Dutchman. 1966. UK/USA. Directed by Anthony Harvey. Screenplay by Amiri Baraka, based on his play (as LeRoi Jones). With Shirley Knight, Al Freeman Jr., Frank Lieberman. World premiere. Courtesy Janus Films. 55 min.
4K digital restoration from the original camera negative supervised by The Criterion Collection with Metropolis Post. The original monaural soundtrack was restored from the 1/4" magnetic track.
We Are Universal. 1971. USA. Directed by Billy Jackson. With Jesse Jackson, Quincy Jones, Nikki Giovanni. World premiere. 24 min.
Digital restoration by Pittsburgh Sound + Image, with digital transfers by MediaPreserve and funding from the National Film Preservation Foundation.

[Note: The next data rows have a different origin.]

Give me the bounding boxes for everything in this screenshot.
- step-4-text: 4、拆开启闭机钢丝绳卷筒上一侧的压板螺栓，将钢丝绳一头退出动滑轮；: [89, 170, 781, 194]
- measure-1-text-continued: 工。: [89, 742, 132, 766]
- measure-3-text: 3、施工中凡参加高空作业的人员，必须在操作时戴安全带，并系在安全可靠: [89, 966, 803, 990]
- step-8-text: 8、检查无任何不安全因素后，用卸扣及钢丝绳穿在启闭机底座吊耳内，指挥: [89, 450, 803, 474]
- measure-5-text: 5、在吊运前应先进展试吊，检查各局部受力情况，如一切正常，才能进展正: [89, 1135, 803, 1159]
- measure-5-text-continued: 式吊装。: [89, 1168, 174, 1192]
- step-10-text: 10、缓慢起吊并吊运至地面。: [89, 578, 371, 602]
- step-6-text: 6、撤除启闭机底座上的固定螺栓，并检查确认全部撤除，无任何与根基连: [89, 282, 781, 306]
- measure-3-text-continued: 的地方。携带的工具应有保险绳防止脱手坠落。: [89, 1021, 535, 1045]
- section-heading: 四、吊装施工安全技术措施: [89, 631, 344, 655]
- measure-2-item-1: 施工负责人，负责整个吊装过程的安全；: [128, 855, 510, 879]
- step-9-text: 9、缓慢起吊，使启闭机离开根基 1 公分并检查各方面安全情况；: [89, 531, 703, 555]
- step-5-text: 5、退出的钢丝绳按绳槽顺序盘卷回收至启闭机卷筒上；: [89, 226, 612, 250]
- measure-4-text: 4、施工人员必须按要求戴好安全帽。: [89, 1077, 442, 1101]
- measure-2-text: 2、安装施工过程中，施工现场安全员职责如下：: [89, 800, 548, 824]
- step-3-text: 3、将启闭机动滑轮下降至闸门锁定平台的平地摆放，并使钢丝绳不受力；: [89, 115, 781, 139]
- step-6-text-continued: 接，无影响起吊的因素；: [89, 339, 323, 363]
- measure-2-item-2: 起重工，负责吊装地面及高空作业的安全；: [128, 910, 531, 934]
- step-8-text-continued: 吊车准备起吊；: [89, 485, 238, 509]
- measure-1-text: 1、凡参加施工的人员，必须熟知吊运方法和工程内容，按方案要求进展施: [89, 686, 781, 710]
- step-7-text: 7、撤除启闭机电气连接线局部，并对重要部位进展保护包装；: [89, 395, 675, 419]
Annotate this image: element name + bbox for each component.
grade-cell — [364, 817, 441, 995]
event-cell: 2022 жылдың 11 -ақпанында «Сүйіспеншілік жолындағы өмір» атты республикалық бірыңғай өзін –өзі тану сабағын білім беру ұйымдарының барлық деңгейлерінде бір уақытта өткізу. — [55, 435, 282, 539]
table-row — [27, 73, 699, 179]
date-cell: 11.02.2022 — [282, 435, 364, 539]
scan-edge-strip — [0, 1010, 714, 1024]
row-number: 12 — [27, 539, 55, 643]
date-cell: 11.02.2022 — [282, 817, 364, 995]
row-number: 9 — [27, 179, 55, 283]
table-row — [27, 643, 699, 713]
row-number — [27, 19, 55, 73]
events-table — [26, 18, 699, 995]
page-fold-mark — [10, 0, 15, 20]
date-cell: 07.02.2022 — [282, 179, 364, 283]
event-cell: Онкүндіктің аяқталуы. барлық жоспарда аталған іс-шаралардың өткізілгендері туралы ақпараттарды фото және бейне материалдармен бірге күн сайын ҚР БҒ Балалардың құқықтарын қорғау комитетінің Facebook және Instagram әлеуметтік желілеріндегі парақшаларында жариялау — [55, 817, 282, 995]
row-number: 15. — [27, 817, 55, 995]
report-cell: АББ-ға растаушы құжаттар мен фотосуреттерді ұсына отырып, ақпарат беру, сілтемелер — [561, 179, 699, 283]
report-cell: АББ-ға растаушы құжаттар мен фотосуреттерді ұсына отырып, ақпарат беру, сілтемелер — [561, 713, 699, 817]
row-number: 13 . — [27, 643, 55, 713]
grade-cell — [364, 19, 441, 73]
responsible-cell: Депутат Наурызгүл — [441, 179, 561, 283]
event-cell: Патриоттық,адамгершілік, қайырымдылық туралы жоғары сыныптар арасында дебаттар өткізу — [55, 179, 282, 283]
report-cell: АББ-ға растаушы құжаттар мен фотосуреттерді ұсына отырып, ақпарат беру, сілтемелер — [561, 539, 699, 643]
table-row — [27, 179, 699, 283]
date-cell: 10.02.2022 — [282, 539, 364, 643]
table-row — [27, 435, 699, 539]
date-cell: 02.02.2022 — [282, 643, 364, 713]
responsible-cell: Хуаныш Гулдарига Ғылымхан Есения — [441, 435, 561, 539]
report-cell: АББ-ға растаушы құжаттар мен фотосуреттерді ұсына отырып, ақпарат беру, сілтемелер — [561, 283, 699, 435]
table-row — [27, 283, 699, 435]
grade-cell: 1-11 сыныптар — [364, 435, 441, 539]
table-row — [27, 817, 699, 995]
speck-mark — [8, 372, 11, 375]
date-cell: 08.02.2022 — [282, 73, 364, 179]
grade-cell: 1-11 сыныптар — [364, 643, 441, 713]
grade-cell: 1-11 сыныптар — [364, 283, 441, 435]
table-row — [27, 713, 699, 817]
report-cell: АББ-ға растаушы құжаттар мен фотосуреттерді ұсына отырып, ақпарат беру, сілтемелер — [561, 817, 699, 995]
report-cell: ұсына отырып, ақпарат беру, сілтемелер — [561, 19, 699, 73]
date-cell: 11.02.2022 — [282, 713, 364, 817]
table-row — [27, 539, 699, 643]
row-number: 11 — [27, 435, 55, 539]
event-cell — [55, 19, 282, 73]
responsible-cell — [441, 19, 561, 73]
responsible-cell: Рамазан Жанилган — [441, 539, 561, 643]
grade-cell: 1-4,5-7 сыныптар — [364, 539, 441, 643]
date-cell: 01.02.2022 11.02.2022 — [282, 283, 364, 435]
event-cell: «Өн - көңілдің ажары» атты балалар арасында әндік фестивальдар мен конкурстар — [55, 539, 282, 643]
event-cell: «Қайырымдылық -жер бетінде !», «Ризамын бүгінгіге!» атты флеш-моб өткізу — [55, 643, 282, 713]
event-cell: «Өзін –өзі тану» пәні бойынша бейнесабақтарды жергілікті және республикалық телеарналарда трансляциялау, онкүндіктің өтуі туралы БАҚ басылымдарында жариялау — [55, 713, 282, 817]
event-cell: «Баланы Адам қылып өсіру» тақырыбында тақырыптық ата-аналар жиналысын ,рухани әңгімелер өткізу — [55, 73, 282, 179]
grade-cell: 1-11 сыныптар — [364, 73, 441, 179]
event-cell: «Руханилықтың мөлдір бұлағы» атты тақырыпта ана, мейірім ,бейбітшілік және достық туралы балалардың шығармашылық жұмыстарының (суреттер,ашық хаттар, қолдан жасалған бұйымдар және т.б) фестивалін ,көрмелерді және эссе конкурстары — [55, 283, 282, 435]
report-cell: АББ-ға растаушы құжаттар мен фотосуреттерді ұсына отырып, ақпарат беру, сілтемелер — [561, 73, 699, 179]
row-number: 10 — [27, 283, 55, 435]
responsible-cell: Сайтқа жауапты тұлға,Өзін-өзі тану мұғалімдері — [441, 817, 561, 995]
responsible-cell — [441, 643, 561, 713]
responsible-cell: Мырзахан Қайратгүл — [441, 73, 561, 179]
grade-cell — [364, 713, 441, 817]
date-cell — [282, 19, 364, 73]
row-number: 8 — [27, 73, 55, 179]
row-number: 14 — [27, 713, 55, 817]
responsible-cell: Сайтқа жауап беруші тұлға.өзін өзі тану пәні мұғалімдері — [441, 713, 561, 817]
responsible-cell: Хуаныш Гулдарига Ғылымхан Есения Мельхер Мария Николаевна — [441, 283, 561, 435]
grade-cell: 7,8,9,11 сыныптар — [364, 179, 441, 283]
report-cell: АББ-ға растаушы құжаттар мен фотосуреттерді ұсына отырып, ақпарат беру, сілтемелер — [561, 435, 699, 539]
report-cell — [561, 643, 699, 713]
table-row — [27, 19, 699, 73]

When Amiri Baraka’s explosive one-act play Dutchman premiered off Broadway in 1964, it outraged and electrified audiences in equal measure before winning an Obie Award as the best American play of the year, making Baraka the first Black playwright to receive this recognition. Despite its critical success, the play’s scalding critique of liberal racial politics proved too controversial for American film studios, leading producer Henry T. Weinstein to seek both financing and creative freedom in Britain. At London’s Twickenham Studios, first-time director Anthony Harvey, fresh from editing Stanley Kubrick’s Dr. Strangelove, transformed the theatrical material through sophisticated cutting and claustrophobic camerawork into a dynamic work of cinema, as a charged encounter between a buttoned-down Black professional (Al Freeman Jr., who originated the role on stage) and a dangerously seductive white woman (Shirley Knight) unfolds within a meticulously reconstructed New York City subway car.
Grove Press, the legendary publisher of avant-garde and politically radical literature, supported the film’s eventual American distribution through their nascent cinema division, though its circulation remained limited primarily to university film societies and urban art houses, and Dutchman virtually disappeared from view when Grove Press dissolved in 1985. This restoration restores the original luster of Gerry Turpin’s black-and-white cinematography.
We Are Universal is a 1971 documentary short, directed by the prolific filmmaker and activist Billy Jackson (Didn’t We Ramble On), that surveys African American arts and culture, drawing inspiration from the “Black Is Beautiful” movement. It features onscreen commentary from such prominent figures as Jesse Jackson, Quincy Jones, Nikki Giovanni, Babatunde Olatunji, Hugh Masekela, and Freddie Hubbard. Restored by Pittsburgh Sound + Image.